All the ginger had faded out of me, though, and I cut the rest of it mighty short. As I comes off, Sadie grabs me and begins to tell me what a hit I'd made, and how tickled she was, but I shakes her off.

"What's your great rush, Shorty?" says she.

"I've got a date to fill down the road," says I, and I makes a quick break for the dressin'-room. Honest, I was gettin' rattled for fear if Miriam should get another look at me she'd mesmerize me so I'd never wake up. I skins into my sack-suit, leaves word to have my bag expressed to town, and was just about to make a sudden exit when I bumps into some one at the front door.

"Oh, Mr. McCabe! How did you know where to find me?" says she.

Say, I'll give you one guess. Sure, it was Miriam again. She was got up expensive, all real lace and first-water sparks, and just as handsome as a towel rack. But the minute she turns on that gushy look I'm nailed to the spot, same as the rabbits they feed to the boa-constrictors up at the Zoo.

"You didn't think you could lose me so easy, did you?" says I.

"What a persistent fellow you are!" says she. "But, after you behaved so heroically last night, I suppose I must forgive you.
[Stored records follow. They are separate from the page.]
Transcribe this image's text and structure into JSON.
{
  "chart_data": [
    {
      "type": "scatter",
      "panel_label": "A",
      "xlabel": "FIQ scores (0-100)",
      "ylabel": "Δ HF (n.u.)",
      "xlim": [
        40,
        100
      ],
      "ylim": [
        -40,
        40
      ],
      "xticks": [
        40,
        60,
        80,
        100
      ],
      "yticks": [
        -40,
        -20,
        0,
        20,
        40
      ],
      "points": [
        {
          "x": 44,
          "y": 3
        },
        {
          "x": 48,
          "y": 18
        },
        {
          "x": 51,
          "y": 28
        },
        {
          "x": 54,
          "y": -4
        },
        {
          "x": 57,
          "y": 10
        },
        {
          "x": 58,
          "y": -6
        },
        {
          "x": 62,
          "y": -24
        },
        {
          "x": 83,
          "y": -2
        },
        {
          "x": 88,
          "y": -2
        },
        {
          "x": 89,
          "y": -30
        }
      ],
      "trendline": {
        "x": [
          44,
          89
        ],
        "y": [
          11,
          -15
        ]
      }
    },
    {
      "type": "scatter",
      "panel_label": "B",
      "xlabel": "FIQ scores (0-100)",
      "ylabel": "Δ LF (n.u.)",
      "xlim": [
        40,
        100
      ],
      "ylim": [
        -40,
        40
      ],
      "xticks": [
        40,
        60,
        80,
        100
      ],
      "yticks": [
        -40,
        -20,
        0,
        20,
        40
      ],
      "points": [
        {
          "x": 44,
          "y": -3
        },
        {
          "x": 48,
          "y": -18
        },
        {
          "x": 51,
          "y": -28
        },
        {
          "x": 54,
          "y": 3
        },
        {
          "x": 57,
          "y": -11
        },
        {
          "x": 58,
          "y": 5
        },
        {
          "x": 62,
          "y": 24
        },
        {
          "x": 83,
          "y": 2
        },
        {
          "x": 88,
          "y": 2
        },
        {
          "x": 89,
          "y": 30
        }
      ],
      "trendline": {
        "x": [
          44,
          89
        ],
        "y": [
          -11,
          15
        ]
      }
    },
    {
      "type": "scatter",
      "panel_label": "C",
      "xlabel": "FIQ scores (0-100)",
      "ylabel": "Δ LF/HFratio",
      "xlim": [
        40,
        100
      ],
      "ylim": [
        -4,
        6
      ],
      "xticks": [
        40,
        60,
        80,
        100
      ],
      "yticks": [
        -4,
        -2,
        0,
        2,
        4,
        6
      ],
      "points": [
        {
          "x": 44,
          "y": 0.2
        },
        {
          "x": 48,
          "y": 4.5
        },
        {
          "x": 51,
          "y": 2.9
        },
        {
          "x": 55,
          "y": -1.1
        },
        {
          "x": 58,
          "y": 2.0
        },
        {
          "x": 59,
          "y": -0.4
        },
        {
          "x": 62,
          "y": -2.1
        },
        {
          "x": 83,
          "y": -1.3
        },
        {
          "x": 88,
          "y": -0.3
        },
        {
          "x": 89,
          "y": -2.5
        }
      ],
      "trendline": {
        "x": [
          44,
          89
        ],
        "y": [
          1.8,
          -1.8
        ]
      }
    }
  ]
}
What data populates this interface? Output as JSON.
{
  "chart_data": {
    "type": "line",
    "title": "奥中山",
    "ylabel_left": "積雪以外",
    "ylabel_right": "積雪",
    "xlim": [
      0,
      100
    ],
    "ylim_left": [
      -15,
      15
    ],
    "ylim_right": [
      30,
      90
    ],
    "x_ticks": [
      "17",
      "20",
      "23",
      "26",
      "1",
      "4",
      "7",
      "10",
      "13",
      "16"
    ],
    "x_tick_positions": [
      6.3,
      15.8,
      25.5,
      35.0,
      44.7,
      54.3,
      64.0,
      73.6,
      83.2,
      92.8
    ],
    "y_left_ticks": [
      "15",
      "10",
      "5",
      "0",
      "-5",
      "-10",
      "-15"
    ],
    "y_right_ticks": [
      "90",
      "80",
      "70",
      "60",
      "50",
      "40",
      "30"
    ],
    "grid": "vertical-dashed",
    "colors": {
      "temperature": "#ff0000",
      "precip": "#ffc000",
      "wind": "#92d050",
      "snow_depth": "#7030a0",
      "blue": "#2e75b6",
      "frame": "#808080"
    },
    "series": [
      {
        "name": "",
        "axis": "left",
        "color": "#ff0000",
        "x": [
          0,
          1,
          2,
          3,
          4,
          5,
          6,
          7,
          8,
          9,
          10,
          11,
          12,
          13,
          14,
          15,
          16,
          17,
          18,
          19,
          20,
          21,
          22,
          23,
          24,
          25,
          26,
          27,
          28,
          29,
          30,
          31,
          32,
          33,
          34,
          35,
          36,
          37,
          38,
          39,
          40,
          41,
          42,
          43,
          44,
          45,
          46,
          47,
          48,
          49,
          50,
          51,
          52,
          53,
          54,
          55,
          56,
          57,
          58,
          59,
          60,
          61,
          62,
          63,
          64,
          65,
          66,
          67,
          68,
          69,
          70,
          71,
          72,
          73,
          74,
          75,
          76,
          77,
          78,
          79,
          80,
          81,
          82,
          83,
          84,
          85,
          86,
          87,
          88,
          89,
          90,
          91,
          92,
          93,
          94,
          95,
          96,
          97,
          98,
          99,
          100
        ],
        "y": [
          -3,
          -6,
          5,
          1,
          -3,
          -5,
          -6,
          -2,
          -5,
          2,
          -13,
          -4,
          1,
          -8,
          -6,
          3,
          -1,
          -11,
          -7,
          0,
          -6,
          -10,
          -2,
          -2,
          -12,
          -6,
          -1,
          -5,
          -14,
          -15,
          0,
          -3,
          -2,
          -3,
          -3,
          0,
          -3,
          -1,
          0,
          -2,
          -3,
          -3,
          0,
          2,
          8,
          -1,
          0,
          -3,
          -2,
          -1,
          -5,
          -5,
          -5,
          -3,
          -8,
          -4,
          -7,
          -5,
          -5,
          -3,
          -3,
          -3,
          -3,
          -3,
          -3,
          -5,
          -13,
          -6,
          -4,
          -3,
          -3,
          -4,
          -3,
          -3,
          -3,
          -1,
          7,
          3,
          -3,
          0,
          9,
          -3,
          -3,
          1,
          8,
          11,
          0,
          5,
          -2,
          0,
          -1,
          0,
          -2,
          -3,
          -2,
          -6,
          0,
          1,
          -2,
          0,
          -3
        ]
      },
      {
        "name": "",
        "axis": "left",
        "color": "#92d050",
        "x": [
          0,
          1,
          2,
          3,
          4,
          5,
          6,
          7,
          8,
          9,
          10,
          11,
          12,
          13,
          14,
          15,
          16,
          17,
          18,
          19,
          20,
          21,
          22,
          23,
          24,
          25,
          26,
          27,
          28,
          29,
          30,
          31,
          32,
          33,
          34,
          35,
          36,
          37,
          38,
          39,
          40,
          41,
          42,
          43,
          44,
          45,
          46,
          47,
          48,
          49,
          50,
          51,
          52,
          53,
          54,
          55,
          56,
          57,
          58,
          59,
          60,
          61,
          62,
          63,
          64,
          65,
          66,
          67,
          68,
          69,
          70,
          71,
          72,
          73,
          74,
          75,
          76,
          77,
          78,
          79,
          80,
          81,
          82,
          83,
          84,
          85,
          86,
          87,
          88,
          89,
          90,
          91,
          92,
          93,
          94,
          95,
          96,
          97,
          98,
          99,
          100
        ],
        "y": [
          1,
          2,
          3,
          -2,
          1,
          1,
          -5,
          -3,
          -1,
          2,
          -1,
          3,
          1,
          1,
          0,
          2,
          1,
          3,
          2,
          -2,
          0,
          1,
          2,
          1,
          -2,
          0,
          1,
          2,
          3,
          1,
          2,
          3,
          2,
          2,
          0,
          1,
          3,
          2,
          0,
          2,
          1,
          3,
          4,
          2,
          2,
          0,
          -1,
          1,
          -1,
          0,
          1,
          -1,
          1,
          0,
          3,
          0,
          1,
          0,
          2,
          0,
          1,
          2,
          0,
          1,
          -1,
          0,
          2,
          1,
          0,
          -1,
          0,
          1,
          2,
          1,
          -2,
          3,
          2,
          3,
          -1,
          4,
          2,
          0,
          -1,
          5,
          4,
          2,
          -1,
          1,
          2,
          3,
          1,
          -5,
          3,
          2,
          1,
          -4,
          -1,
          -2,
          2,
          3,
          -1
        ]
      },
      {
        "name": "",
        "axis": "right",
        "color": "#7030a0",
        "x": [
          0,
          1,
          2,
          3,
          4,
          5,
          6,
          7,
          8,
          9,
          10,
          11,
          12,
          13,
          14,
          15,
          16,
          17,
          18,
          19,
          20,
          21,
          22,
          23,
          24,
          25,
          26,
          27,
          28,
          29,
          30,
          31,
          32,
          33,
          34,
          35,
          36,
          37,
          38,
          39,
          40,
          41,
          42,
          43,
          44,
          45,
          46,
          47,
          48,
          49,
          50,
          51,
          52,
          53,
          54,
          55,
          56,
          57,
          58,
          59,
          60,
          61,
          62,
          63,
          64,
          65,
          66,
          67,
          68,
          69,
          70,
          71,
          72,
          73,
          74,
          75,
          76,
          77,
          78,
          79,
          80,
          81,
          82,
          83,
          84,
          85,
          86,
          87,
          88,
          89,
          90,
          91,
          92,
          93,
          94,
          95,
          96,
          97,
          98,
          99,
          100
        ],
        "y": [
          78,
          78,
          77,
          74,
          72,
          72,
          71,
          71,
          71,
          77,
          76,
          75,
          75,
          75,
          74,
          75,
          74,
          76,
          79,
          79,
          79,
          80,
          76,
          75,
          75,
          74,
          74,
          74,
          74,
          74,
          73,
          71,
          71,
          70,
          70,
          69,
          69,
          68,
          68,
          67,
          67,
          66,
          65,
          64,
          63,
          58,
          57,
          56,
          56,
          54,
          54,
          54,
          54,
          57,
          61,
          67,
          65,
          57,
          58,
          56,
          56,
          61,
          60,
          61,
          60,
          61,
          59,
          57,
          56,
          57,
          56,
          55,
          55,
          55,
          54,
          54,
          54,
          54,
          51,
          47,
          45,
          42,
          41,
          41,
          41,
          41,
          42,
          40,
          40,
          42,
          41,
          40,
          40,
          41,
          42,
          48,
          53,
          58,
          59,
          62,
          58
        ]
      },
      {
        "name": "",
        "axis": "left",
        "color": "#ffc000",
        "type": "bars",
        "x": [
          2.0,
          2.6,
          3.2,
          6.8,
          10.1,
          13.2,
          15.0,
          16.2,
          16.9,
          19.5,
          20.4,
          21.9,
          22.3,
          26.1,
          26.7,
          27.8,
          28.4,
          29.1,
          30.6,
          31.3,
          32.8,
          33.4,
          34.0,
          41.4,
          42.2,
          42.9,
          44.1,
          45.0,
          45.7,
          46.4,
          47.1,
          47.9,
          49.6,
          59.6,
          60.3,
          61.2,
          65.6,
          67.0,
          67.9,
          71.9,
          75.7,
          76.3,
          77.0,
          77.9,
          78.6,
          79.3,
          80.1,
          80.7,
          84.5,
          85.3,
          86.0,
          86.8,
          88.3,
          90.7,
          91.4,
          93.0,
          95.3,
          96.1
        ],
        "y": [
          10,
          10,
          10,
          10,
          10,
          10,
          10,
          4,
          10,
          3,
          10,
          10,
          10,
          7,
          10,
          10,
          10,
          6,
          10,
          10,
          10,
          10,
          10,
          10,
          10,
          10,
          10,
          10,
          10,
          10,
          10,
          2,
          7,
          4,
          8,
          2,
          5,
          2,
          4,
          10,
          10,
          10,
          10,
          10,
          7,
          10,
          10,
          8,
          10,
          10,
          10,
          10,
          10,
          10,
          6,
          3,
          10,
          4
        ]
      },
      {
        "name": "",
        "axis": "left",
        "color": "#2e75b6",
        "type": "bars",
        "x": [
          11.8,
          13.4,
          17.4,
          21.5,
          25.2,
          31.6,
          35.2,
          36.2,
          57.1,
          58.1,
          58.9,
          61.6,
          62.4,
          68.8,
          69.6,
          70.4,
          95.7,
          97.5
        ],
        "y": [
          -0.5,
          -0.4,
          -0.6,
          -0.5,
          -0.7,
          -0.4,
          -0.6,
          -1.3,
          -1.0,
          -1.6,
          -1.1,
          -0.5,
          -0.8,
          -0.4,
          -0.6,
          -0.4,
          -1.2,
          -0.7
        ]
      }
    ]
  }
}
Wasn't it silly of me to be so frightened?"

"Oh, well," says I, "the best of us is apt to go off our nut sometimes."

"How sweet of you to put it that way!" says she, and then she uncorks a giggle. "You did carry me so nicely, too."

That was a sample. I wouldn't go on and give you the whole book of the opera for money. It's somethin' I'm tryin' to forget. But we swapped that kind of slush for near half an hour, and when the show broke up and the crowd began to swarm towards the buffet lunch, we was sittin' out on the porch in the moonlight, still at it. Pinckney says we was holdin' hands and gazin' at each other like a couple of spoons in the park. Maybe we was; I wouldn't swear different.

All I know is that after a while I looks up and sees Sadie standin' there pipin' us off, with her nose in the air and the heat lightnin' kind of glimmerin' in them blue eyes of hers. The spell was broke quicker'n when the curtain goes down and the ushers open the lobby doors. 'Course, Sadie's nothin' more'n an old friend of mine, and I'm no more to her, but you see it hadn't been so long ago that I'd been tellin' her what a sweat I was in to get away. She never said a word, only just sticks her chin up and laughs, and then goes on.

Next minute there shows up in front of us a fat old lady, with three chins and a waist like a clothes hamper.

"Miriam!" says she, and there was wire nails and broken glass in the way she said it, "Miriam, I think it was high time you retired."

"Bully for you, old girl!" I sings out. "And say, I'll give you a dollar if you'll lock her in until I can get away."

Perhaps that was a low-down thing to say, but I couldn't help lettin' it come. I didn't wait for any more remarks from either of 'em, but I grabs my hat and makes a dash across lots. I never stopped runnin' until I fetched the station, and it wasn't until after the train pulled out that I breathed real easy.

Bein' safe here in the Studio, with Swifty on guard, I might grin at the whole thing, if it wasn't for that laugh of Sadie's. That cut in deep. Two or three days later I hears from Pinckney.

"Shorty," says he, "you're a wonder. I fancy you don't know what you did in getting so chummy with Miriam under the very nose of that old watch-dog aunt of hers. Why, I know of fellows who've waited years for that chance."

"Back up!" says I. "She's a freak."

"But Miriam's worth three or four millions," says he.

"I don't care if she owns a bond factory," says I. "I'm no bone connoisseur, nor I don't make a specialty of collectin' autumn leaves. Do you know what I'd do if I was her aunt?"

"What?" says he.

"Well," says I, "I'd hang a red lantern on her."